The systemic trauma we are affected by as neurodivergent people is less obvious to many, but those of us who have been left burnt out and physically and mentally unwell because of this can testify to the impact upon our lives. Systems generated trauma can be a constant, prolonged dripping tap in our lives as neurodivergent children, adults and as parents of neurodivergent children/adults. That prolonged experience of being unsafe is essentially the result of stigma and often has a devastating impact. Trauma caused by the education system, the criminal justice system, the health and mental health system and the welfare system, has left its indelible marks and scars upon so many of us who identify as neurodivergent. These systems claim to want to ‘do better’ but too often their solutions are too little too late and may also be completely inappropriate, actually causing even more trauma.


For many of us we have had contact at one time or another with the mental health system. This is because of the lens through which we are too often seen and labelled as neurodivergent people. This system has told us we are defective, disordered, psychotic, dysfunctional. It has restrained and sought to retrain us. It has over prescribed and never apologised to us. It has traumatised us and never looked at itself in the mirror to see the pain it has caused. With some psychiatrists telling us that autistic burnout doesn’t exist, despite The Royal College of Psychiatry legitimising it; gaslighting us, invalidating our experiences and humiliating us, we are too often left alone to find a way though the valley of the shadows.

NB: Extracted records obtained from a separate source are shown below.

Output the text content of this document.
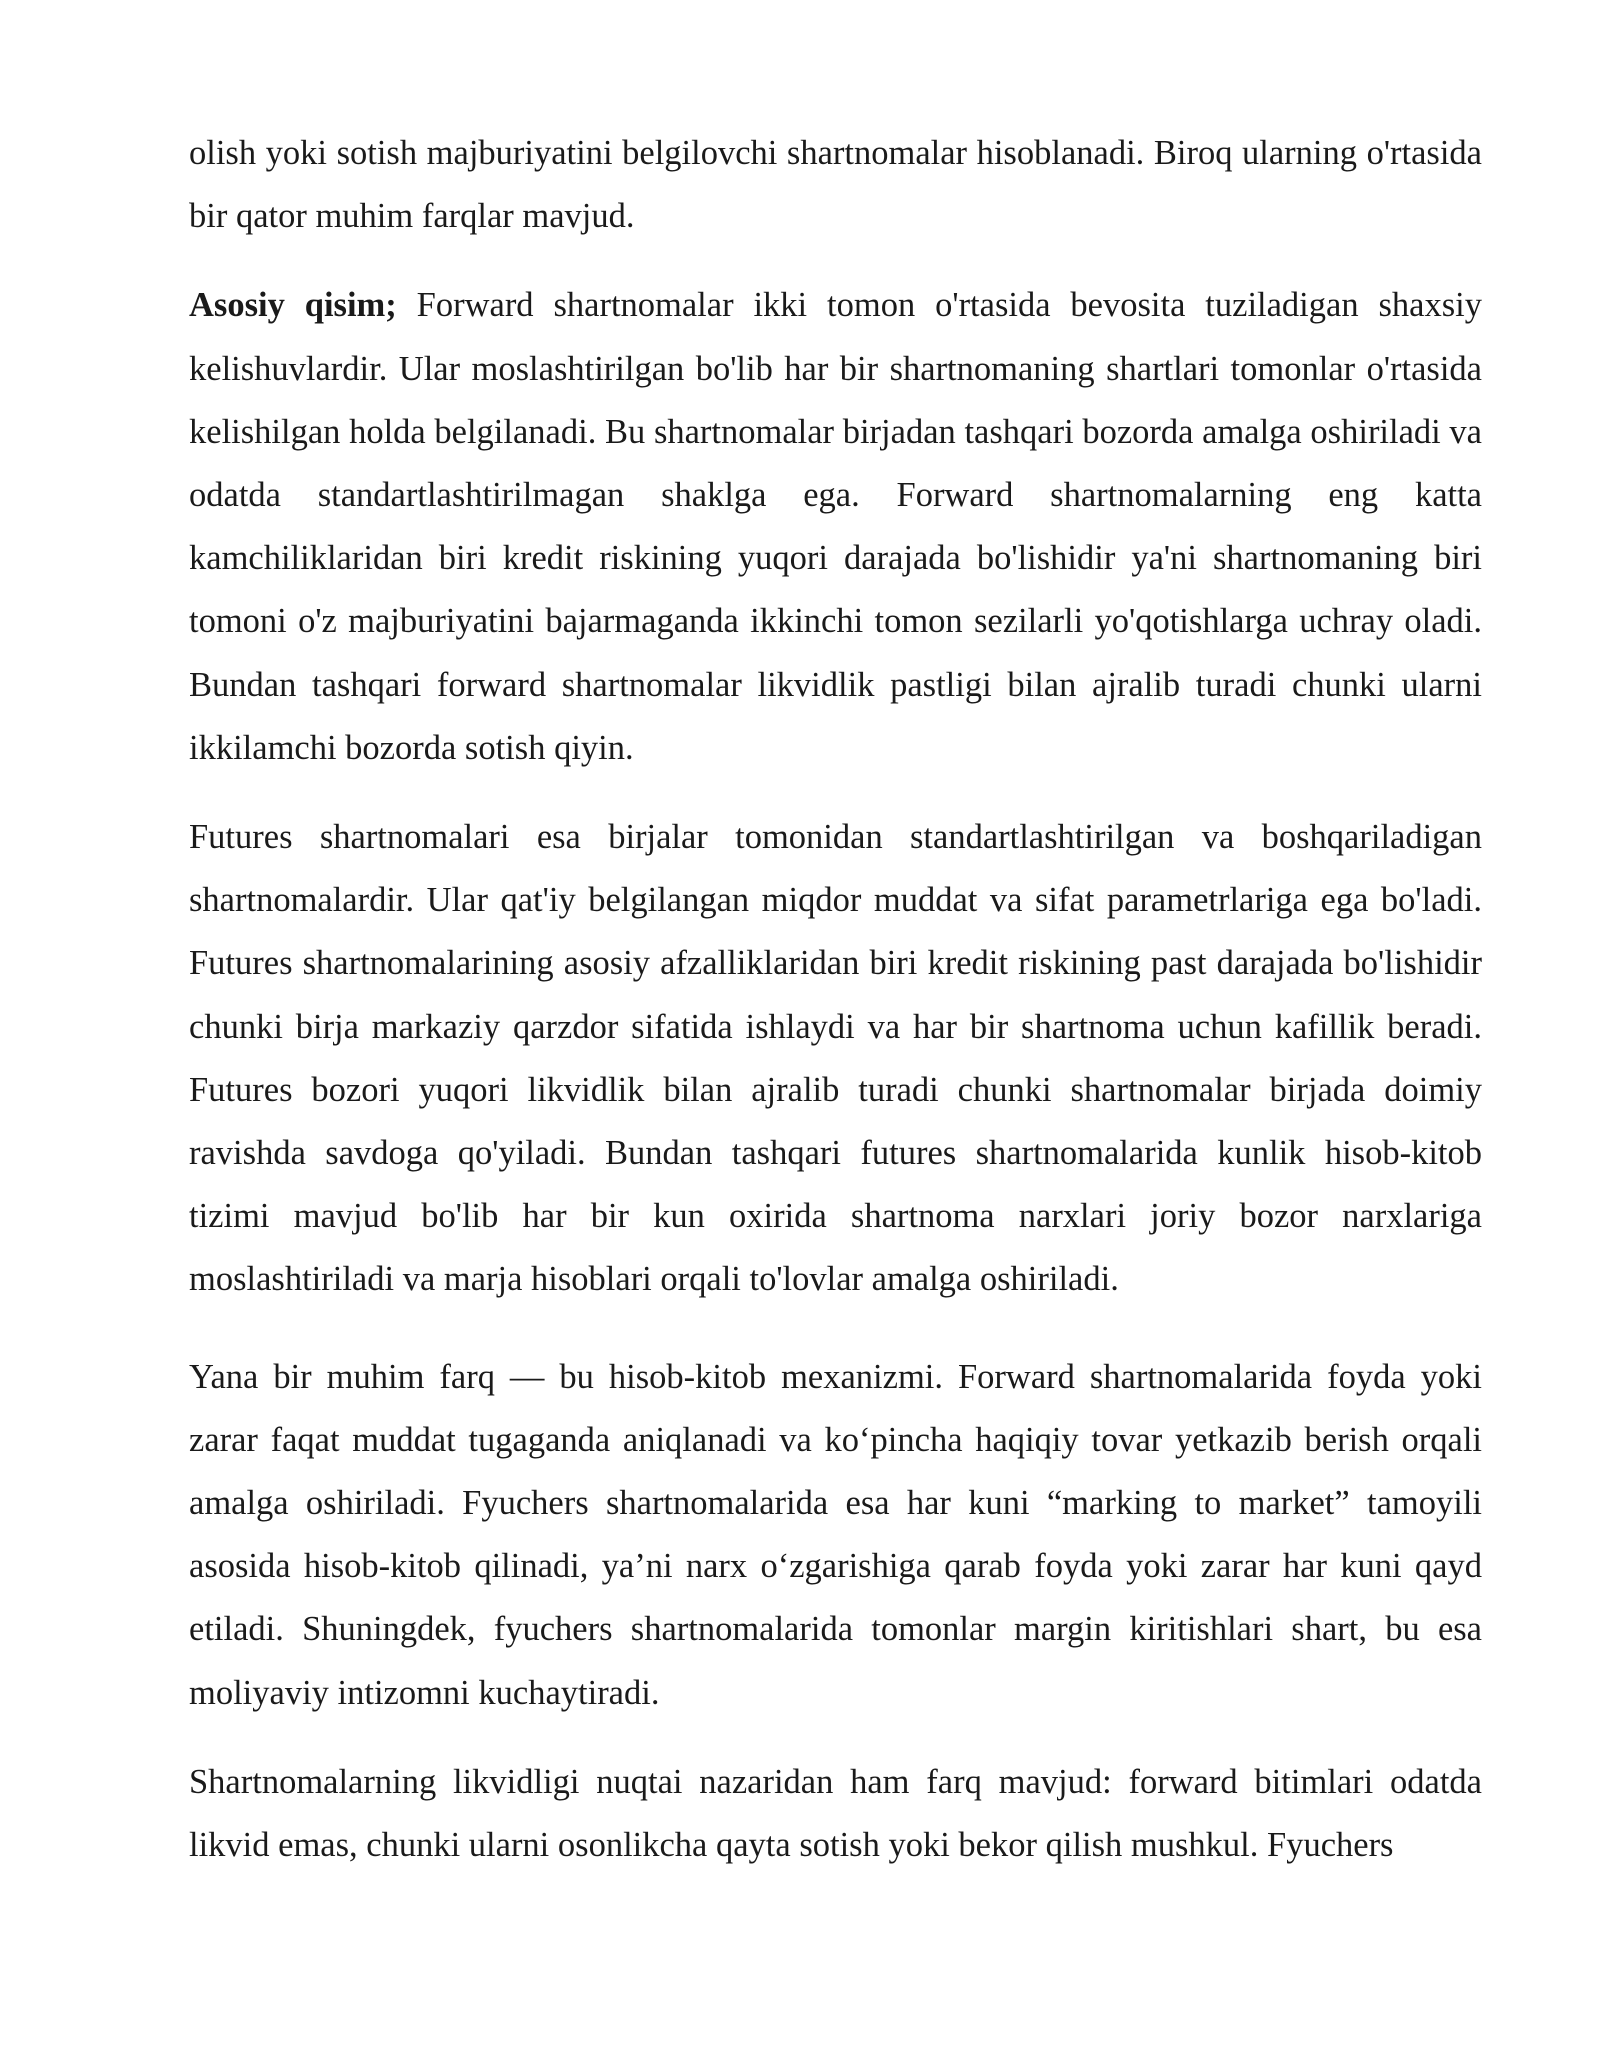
olish yoki sotish majburiyatini belgilovchi shartnomalar hisoblanadi. Biroq ularning o'rtasida bir qator muhim farqlar mavjud.

Asosiy qisim; Forward shartnomalar ikki tomon o'rtasida bevosita tuziladigan shaxsiy kelishuvlardir. Ular moslashtirilgan bo'lib har bir shartnomaning shartlari tomonlar o'rtasida kelishilgan holda belgilanadi. Bu shartnomalar birjadan tashqari bozorda amalga oshiriladi va odatda standartlashtirilmagan shaklga ega. Forward shartnomalarning eng katta kamchiliklaridan biri kredit riskining yuqori darajada bo'lishidir ya'ni shartnomaning biri tomoni o'z majburiyatini bajarmaganda ikkinchi tomon sezilarli yo'qotishlarga uchray oladi. Bundan tashqari forward shartnomalar likvidlik pastligi bilan ajralib turadi chunki ularni ikkilamchi bozorda sotish qiyin.

Futures shartnomalari esa birjalar tomonidan standartlashtirilgan va boshqariladigan shartnomalardir. Ular qat'iy belgilangan miqdor muddat va sifat parametrlariga ega bo'ladi. Futures shartnomalarining asosiy afzalliklaridan biri kredit riskining past darajada bo'lishidir chunki birja markaziy qarzdor sifatida ishlaydi va har bir shartnoma uchun kafillik beradi. Futures bozori yuqori likvidlik bilan ajralib turadi chunki shartnomalar birjada doimiy ravishda savdoga qo'yiladi. Bundan tashqari futures shartnomalarida kunlik hisob-kitob tizimi mavjud bo'lib har bir kun oxirida shartnoma narxlari joriy bozor narxlariga moslashtiriladi va marja hisoblari orqali to'lovlar amalga oshiriladi.

Yana bir muhim farq — bu hisob-kitob mexanizmi. Forward shartnomalarida foyda yoki zarar faqat muddat tugaganda aniqlanadi va ko‘pincha haqiqiy tovar yetkazib berish orqali amalga oshiriladi. Fyuchers shartnomalarida esa har kuni “marking to market” tamoyili asosida hisob-kitob qilinadi, ya’ni narx o‘zgarishiga qarab foyda yoki zarar har kuni qayd etiladi. Shuningdek, fyuchers shartnomalarida tomonlar margin kiritishlari shart, bu esa moliyaviy intizomni kuchaytiradi.

Shartnomalarning likvidligi nuqtai nazaridan ham farq mavjud: forward bitimlari odatda likvid emas, chunki ularni osonlikcha qayta sotish yoki bekor qilish mushkul. Fyuchers
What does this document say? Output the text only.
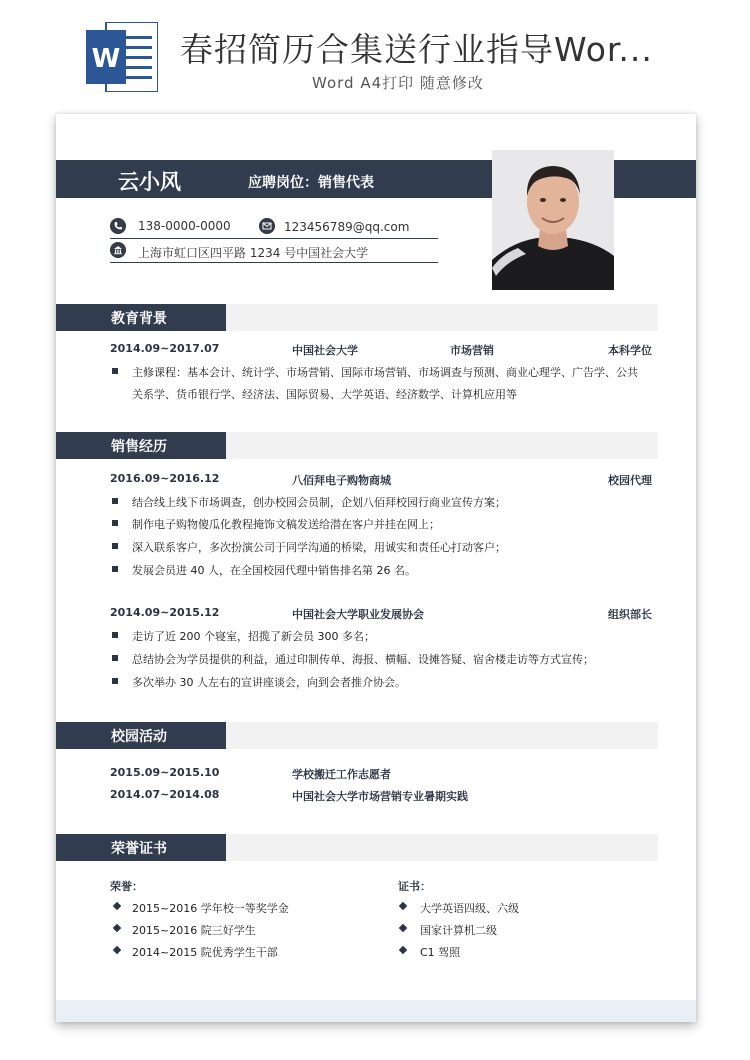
W 春招简历合集送行业指导Wor...
Word A4打印 随意修改
云小风	应聘岗位：销售代表
138-0000-0000	123456789@qq.com
上海市虹口区四平路 1234 号中国社会大学
教育背景
2014.09~2017.07	中国社会大学	市场营销	本科学位
主修课程：基本会计、统计学、市场营销、国际市场营销、市场调查与预测、商业心理学、广告学、公共
关系学、货币银行学、经济法、国际贸易、大学英语、经济数学、计算机应用等
销售经历
2016.09~2016.12	八佰拜电子购物商城	校园代理
结合线上线下市场调查，创办校园会员制，企划八佰拜校园行商业宣传方案；
制作电子购物傻瓜化教程掩饰文稿发送给潜在客户并挂在网上；
深入联系客户，多次扮演公司于同学沟通的桥梁，用诚实和责任心打动客户；
发展会员进 40 人，在全国校园代理中销售排名第 26 名。
2014.09~2015.12	中国社会大学职业发展协会	组织部长
走访了近 200 个寝室，招揽了新会员 300 多名；
总结协会为学员提供的利益，通过印制传单、海报、横幅、设摊答疑、宿舍楼走访等方式宣传；
多次举办 30 人左右的宣讲座谈会，向到会者推介协会。
校园活动
2015.09~2015.10	学校搬迁工作志愿者
2014.07~2014.08	中国社会大学市场营销专业暑期实践
荣誉证书
荣誉：
2015~2016 学年校一等奖学金
2015~2016 院三好学生
2014~2015 院优秀学生干部
证书：
大学英语四级、六级
国家计算机二级
C1 驾照
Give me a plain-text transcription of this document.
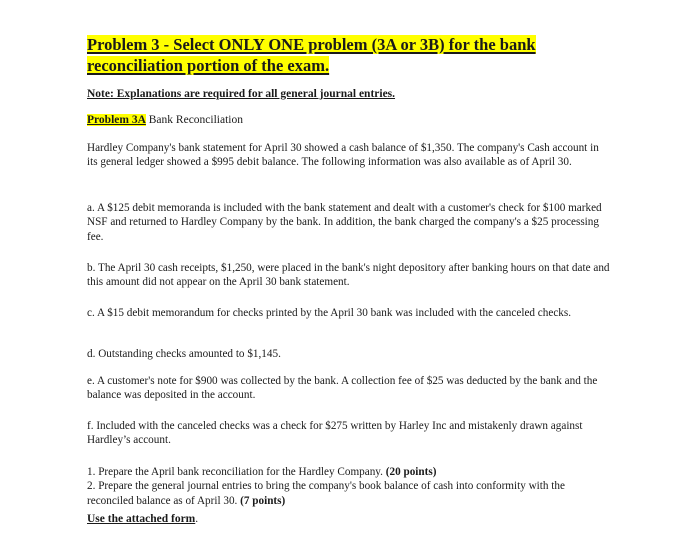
Problem 3 - Select ONLY ONE problem (3A or 3B) for the bank
reconciliation portion of the exam.
Note: Explanations are required for all general journal entries.
Problem 3A Bank Reconciliation

Hardley Company's bank statement for April 30 showed a cash balance of $1,350. The company's Cash account in its general ledger showed a $995 debit balance. The following information was also available as of April 30.

a. A $125 debit memoranda is included with the bank statement and dealt with a customer's check for $100 marked NSF and returned to Hardley Company by the bank. In addition, the bank charged the company's a $25 processing fee.

b. The April 30 cash receipts, $1,250, were placed in the bank's night depository after banking hours on that date and this amount did not appear on the April 30 bank statement.

c. A $15 debit memorandum for checks printed by the April 30 bank was included with the canceled checks.

d. Outstanding checks amounted to $1,145.

e. A customer's note for $900 was collected by the bank. A collection fee of $25 was deducted by the bank and the balance was deposited in the account.

f. Included with the canceled checks was a check for $275 written by Harley Inc and mistakenly drawn against Hardley’s account.

1. Prepare the April bank reconciliation for the Hardley Company. (20 points)
2. Prepare the general journal entries to bring the company's book balance of cash into conformity with the reconciled balance as of April 30. (7 points)

Use the attached form.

We can fail to understand the accumulative nature of things that might eventually lead to trauma for a neurodivergent person. Some things are instantly traumatising for anyone but for so many neurodivergent people prolonged exposure to certain environments that are not in sync with our differences and different needs leads to burnout. I am not just talking about physical environments here that might impact our senses, I am also talking about attitudes and behaviours towards us that are ableist. An environment can try to be neuro-affirming but due to stigma and ableist attitudes the adjustments are merely tokenistic and therefore too often actually meaningless and ineffective. Regarding schools and the impact upon neurodivergent children and teenagers a study carried out by Sinead Mullally and her team found that most of the children who are unable to attend school were neurodivergent and found that 85% of autistic children and young people were traumatised by school https://researchfeatures.com/wp-content/uploads/2024/07/Sinead-Mullally.pdf  This is the reality.  School trauma is real and it doesn’t just go away. That trauma can impact that individual for many years, if not their entire life.


When I talk about school trauma some people might think that I am being soft, a bit of a snow flake, that trauma is the wrong word to use in relation to school and that children and young people just need to be tougher and more resilient. Resilience formed in a person due to traumatic experiences is actually survival. I survived as a child and again as an adult in circumstances that were deeply traumatising. Home and also school were mostly not safe for me emotionally, psychologically or even physically at times. Surviving this and the bullying and victimisation I endured at school and in workplaces also had a devastating impact upon me and my identity. 


Is that what we want for neurodivergent children and adults? Do we want neurodivergent children and young people to be genuinely resilient and be able to thrive or to survive because of suffering? Surviving for most of us as neurodivergent people leads to addiction, mental health problems, burnout and chronic illness. The number of neurodivergent people who are struggling with things like poor mental health and burnout is not because they are defective but because the systems that traumatised them are defective.


So we can introduce white papers that seek to make things better for children with SEN, many of whom will be neurodivergent, but unless we address the elephant in the room and the impact of environments and systems, unless we address stigma and how we view neurodivergent people, it is a drop in the ocean and quite frankly a potential waste of time.